Пассажиры сдержанно захихикали. Опешившая от таких семейных реминесценций мать спешно схватила меня за руку и на ближайшей остановке вытянула из троллейбуса.
Так я начал говорить. Так зародилась моя склонность к обличительству, из-за которой я сегодня доставил Гамме несколько неприятных минут.
Что же до родителей, развод, наверное, был неизбежен. Отец, конечно, на то и был майором с зеленым околышем НКВД, чтобы покорить в меру диссидентствующую даму, однако как терпеть чужой дурной характер, когда твой собственный – не менее дурной?
18
Ночью – опять снится Бета. Как будто мы с ней путешествуем и она повсюду берет с собою дождь. И дает мне уроки смелости.
– Тебе нравится погода? – спрашивает она меня.
– Нравится, – отвечаю я, приглаживая мокрые волосы.
Что-то сверкает, и молния ударяет в дуб, под которым мы сидим.
– И сейчас нравится? – спрашивает Бета.
– И сейчас, – отзываюсь я сквозь звон в ушах. – Люблю сидеть у костра.
Перед нами действительно догорает дуб.
Бета улыбается своею новой, смелой улыбкой, запрокидывает голову назад и распускает свои золотистые волосы.
Грохочет гром, с такой силой, что обрушивается наш дощатый домик.
– Тебе его не жалко? – спрашивает Бета. Чудные глаза ее блистают зелеными искрами.

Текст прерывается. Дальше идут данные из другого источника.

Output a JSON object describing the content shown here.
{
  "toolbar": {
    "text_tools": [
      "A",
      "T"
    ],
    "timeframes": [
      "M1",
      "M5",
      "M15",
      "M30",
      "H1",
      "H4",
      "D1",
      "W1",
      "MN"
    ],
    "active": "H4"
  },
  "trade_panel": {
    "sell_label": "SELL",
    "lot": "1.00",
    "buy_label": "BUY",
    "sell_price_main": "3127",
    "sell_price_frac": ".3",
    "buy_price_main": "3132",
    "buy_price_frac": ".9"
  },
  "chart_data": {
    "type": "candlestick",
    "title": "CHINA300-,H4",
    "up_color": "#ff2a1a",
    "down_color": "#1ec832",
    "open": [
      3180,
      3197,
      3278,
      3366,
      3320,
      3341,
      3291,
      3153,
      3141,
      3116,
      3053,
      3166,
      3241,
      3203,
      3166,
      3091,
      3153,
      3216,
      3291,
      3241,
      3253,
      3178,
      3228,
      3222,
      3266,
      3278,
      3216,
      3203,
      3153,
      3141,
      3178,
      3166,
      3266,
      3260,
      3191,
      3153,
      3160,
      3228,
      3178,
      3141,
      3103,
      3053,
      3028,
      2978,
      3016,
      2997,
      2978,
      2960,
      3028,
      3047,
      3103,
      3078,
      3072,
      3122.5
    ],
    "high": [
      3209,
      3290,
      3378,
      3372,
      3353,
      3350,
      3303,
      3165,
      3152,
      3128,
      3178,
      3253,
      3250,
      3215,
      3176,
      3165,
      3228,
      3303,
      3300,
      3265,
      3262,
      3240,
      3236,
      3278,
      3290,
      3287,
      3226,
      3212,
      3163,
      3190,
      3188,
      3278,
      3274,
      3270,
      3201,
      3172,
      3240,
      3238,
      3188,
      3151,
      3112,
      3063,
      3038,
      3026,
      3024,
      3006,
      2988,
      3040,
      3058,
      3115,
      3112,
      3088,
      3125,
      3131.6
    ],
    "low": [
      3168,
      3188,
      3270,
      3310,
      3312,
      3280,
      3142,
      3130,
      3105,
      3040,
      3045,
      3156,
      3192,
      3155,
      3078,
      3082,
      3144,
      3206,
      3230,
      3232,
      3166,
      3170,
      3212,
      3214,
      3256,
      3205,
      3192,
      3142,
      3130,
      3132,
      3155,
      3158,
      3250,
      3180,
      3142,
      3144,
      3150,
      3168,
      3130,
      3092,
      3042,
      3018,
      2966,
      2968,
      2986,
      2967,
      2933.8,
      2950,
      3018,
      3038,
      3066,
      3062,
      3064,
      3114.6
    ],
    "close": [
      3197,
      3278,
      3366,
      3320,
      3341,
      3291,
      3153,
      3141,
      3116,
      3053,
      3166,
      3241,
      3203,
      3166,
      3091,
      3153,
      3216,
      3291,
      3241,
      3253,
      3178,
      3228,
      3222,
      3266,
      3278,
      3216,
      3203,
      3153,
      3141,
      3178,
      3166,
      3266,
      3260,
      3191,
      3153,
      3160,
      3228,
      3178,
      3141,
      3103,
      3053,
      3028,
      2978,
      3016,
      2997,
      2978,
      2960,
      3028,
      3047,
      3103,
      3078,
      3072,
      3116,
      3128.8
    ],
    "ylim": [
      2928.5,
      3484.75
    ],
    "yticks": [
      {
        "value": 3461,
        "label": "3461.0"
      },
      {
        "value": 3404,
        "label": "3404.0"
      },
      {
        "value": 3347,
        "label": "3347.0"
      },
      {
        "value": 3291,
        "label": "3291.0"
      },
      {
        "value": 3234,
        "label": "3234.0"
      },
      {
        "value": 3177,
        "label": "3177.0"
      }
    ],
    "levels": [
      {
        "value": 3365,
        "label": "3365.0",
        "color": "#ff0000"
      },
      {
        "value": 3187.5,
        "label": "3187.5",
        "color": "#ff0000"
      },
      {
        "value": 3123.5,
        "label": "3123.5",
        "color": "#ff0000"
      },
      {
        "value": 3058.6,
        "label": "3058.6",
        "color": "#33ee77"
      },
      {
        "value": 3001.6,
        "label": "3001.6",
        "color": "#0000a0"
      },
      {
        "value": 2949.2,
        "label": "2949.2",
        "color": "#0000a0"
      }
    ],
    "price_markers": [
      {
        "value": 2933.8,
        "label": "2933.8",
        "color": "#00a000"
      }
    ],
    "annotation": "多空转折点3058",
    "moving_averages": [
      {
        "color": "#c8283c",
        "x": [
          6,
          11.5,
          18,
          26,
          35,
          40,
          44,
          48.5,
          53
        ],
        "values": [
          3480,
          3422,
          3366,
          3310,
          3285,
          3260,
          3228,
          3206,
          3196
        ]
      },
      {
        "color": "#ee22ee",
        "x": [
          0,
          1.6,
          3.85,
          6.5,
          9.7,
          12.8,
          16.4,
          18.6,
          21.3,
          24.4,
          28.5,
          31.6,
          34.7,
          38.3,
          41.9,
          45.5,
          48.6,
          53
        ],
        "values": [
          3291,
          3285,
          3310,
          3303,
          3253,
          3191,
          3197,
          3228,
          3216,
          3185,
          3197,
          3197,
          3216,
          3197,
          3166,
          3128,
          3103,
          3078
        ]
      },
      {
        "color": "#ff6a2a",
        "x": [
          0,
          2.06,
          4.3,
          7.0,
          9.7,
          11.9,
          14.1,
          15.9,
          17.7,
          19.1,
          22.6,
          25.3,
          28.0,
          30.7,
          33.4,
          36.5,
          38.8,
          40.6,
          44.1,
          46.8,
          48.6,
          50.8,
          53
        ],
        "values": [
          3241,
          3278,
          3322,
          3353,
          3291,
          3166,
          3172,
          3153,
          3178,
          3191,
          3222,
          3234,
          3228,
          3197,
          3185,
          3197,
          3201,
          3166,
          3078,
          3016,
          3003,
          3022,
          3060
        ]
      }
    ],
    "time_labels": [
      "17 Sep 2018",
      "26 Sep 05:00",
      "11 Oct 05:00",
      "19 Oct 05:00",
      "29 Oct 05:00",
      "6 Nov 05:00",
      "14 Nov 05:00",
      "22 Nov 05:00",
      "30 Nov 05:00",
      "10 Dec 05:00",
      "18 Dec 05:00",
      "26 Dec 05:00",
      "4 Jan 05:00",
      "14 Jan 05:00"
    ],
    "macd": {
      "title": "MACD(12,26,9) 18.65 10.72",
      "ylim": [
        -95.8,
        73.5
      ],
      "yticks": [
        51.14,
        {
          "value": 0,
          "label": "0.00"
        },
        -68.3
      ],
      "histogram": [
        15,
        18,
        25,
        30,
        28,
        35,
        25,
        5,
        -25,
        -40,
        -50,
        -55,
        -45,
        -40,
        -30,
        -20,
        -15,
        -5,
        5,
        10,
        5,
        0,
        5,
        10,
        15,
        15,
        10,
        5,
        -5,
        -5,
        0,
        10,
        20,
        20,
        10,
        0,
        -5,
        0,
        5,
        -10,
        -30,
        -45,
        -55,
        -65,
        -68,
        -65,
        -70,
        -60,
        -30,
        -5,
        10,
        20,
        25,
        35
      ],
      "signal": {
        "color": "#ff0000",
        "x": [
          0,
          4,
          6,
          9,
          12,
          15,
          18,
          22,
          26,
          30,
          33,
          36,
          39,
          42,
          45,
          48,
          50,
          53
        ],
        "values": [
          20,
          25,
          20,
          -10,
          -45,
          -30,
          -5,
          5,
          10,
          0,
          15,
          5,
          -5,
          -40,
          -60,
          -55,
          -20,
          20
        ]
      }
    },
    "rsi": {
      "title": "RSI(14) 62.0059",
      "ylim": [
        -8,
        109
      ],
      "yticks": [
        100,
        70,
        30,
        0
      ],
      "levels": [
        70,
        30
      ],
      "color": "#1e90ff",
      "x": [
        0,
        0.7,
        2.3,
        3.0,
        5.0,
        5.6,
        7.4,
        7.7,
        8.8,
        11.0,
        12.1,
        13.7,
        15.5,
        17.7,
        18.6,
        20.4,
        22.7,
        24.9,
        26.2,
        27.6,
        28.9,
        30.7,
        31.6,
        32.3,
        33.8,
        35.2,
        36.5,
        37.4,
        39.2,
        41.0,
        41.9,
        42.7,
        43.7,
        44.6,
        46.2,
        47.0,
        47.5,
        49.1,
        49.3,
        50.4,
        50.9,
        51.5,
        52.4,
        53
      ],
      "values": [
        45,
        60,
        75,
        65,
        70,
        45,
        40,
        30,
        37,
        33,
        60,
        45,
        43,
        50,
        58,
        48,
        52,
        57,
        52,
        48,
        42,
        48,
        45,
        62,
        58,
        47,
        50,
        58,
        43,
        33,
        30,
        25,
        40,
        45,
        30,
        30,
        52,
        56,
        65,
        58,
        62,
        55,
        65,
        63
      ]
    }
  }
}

– Не жалко, – отвечаю я, потому что не могу ответить иначе.
– Тогда пойдем гулять по тучам, – говорит Бета и прыгает на ближайшую тучу.
И мы гуляем с нею по мрачному небу так долго, что я теряю счет времени. А потом теряю и ее за каким-то облаком.
Я ищу ее в небесах и на земле, но не нахожу. Тогда я просыпаюсь и вспоминаю: в жизни Бета была ужасная трусиха.